Some of the second series was filmed at The Lowry, Salford Quays and M2 Nightclub in Manchester. Most of the interiors were shot at The Pie Factory sound stage complex, also on Salford Quays.

==Episodes==

===Series overview===

| Series | Episodes |  | Originally released |  |
| First released | Last released |
| 1 | 4 |  | 11 June 2006 | 2 July 2006 |
| 2 | 6 |  | 16 September 2007 | 21 October 2007 |

=== Series 1 (2006)===

| No. | Title | Original release date |
| 1 | "Episode One" | 11 June 2006 |
The twins go out into town where a woman follows the pair around. When Ashley and Jade finally settle down in a café the woman approaches them and says that she is from a model agency. Jade thinks the woman is there for her but is stunned when the card is presented to Ashley. This then creates tensions in the family especially with her non-identical twin Jade.
| 2 | "Episode Two" | 18 June 2006 |
Ashley goes to Paris when the bookings start flooding in, Pauline lets down Val, badly.
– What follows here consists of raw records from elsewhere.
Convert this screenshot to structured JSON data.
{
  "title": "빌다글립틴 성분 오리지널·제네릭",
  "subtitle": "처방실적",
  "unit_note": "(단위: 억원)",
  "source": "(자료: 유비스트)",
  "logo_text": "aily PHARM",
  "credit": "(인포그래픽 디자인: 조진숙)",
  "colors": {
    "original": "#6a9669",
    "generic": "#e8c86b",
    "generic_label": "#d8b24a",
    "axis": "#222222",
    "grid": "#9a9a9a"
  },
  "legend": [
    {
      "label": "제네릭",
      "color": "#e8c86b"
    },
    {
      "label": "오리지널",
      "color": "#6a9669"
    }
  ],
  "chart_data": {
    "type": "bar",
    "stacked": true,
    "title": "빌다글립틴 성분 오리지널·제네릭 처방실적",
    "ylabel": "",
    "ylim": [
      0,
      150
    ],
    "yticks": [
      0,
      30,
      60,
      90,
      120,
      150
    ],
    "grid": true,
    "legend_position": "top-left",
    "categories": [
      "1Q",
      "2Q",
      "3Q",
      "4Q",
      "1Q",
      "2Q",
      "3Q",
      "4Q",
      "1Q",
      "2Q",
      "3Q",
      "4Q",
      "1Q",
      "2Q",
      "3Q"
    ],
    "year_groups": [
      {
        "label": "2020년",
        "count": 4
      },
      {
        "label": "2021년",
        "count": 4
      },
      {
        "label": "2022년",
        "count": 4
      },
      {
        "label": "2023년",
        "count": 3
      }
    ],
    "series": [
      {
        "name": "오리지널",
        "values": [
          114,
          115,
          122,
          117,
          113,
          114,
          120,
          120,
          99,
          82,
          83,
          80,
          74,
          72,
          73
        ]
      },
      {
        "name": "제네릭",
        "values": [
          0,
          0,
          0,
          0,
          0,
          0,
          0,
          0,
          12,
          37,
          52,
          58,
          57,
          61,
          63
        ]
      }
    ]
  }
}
Terry goes ballistic when he sees a poster of Ashley splashed in the middle of Runcorn.
| 3 | "Episode Three" | 25 June 2006 |
Ashley's first big payment cheque of £15,000. Ashley and Jade hold a party while mum and dad out for a weekend away, but the party goes bad when the house is trashed. Jade sleeps with Hardeep. A secret from Terry's past arises when a reporter comes knocking.
| 4 | "Episode Four" | 2 July 2006 |
Ashley is invited to London to model with the family, the Webbs hold a birthday party for Ashley and Jade. Jade thinks she may be pregnant. A lonely Ashley accuses her family of hating her and especially accuses Jade and moves into her Nana's and seals a £1million contract.

===Series 2 (2007)===

| No. | Title | Original release date |
| 5 | "Episode One" | 16 September 2007 |
Ashley goes international with a major casting for a huge designer label, with supermum Pauline firmly in tow. The pressure is still on at home as she flunks exams and fights with her sister, and the family are rocked by terrible news from Tiggsy. Meanwhile, Murray gets to sign the most important contract of his life.
| 6 | "Episode Two" | 23 September 2007 |
Murray returns from a business trip to discover his flat has been cleaned out and his husband is nowhere to be seen. Jade and Darren start making plans to move into a flat together and Ashley wonders whether she has found 'the one'.
| 7 | "Episode Three" | 30 September 2007 |
Brutus has been kidnapped and Murray sends Nana in to negotiate his release. Val spends a night to forget with Howard, and Tiggsy has a final drink with his mates in the pub. Terry discovers the truth about Ashley's secret affair, which means Jade has to suffer.
| 8 | "Episode Four" | 7 October 2007 |
Murray attempts to keep a lid on Ashley's affair, trying to keep both Terry and Jade quiet and on-side, and puts Ben into hiding. On the day the family say their final farewells to Tiggsy, a grieving clan Webb move into the house of Pauline's dreams with Ashley as landlord, but Ashley's not sure this is the life she really wants.
| 9 | "Episode Five" | 14 October 2007 |
Terry starts his night security job and enjoys the attention of a regular evening visitor. Now that Ashley's profile and income are growing, so are Murray's nerves, as other agents start to sniff around her. Pauline makes a terrible discovery that will blow the family apart.
| 10 | "Episode Six" | 21 October 2007 |
Jade discovers the truth about Terry's affair, and just as Pauline and Terry fight to keep their marriage and their family together a secret from their past comes back to haunt them. Murray is made an offer he can't refuse, and its time for Ashley to decide what she really wants, whether she wants to stay with her family and sister or go away and do a modeling job.